I'm happy to see a clarification, and I'm happy that she admitted she should have been more careful with her words. As a celebrity fitness guru, her words carry a lot of weight (no pun intended) and it's important to make sure that her customer's understand her intention.

It makes me wonder why she didn't just say this in the first place, rather than posting cryptic facebook messages clarifying nothing. It's her business, but answering half the question in a national publication made it the reader's business. I just hope more people see her clarification than read the original article. I don't like the seed that statement could plant in the mind of her readers.

Actually, there's much more to the story that, like so many things that cause a frenzy, has not gotten nearly as much press as the initial Women's Health article.

As Kayce at Hearts and Hands showed me a few days ago, Jillian has endometriosis. http://www.momlogic.com/2010/05/jillian_michaels_p...

I had the exact same sort of dismayed/outraged reaction, but her "body issues left over from childhood" apparently aren't cosmetic, but legitimately pathologic. I think we need to circulate that information around. Were it not so, I would completely be on board with this post with the same opinion, but once again, we've fallen victim to media spin served up as fact.
.-= Jena´s last blog ..My review of "Babies" =-.

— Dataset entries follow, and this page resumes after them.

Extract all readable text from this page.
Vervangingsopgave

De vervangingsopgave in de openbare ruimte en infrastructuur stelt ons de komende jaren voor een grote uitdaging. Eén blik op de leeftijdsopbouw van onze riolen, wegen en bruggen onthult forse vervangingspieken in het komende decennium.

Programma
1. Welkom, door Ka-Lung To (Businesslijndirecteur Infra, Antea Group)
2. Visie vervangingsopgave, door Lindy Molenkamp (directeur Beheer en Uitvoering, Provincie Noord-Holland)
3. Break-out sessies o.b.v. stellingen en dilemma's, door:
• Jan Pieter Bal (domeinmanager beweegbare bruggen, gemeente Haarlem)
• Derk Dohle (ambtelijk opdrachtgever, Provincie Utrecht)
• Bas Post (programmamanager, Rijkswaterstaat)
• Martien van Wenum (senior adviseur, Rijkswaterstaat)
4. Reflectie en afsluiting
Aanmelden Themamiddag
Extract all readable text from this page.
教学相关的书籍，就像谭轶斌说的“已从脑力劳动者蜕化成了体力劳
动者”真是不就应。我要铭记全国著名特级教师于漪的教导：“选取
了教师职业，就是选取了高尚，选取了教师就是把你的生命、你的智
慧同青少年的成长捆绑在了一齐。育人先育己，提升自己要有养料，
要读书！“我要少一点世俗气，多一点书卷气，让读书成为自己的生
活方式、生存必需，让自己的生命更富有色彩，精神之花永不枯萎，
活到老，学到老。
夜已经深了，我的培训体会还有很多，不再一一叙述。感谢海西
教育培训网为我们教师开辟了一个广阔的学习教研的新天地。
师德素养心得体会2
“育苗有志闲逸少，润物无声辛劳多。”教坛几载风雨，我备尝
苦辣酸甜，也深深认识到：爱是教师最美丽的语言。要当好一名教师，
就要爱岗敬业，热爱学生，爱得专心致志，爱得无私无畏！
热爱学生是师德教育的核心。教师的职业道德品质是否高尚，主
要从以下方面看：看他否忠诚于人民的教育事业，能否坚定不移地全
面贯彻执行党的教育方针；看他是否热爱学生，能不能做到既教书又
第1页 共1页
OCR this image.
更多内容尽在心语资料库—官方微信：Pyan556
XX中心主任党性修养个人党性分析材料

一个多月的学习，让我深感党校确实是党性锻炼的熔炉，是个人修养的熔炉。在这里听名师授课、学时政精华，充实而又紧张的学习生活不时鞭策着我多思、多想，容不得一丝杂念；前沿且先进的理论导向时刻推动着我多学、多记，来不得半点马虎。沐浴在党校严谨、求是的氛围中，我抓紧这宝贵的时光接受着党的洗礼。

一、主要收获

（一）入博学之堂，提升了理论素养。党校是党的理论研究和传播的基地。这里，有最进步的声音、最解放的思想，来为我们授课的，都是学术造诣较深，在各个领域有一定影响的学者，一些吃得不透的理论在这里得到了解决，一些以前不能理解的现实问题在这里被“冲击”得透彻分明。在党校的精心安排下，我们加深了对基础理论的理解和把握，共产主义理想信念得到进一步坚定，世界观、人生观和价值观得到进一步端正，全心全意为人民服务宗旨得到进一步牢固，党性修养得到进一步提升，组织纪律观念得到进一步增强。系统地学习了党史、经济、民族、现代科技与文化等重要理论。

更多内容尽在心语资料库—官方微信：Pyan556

I can't check the context, because that bit of the article is only available by subscribing which I don't want to do. But do we actually have enough context to be sure that she was talking about the appearance of her body post-birth? There are a lot of possible reasons apart from vanity why a woman might be frightened or disturbed by the idea of another person living inside them for nine months and then being forcibly ejected through an exceedingly intimate orifice. The fact that she brings up childhood issues does make me think that there's more going on here than just vanity. Unless it's really clear from other things she said, I'd be very wary of assuming that's all that's going on here. It's too easy to take a single comment out of context when you don't know the full story.

Also, do bear in mind that just because a person is planning to adopt it doesn't follow that she 'expects' someone else to have a baby for her. Adoption isn't supposed to be about 'expecting' someone else to have a baby for you (sadly, it far too often is, but that's a whole separate rant and we can't assume that that's what Jillian Whatsit is thinking). It's supposed to be about recognising that, for a multitude of reasons, there are a lot of women in the world who *are* having children that they choose not to keep or are not in a position to keep, and considering whether to be a mother to one of those children. I hope that made sense - I'm typing in kind of a rush.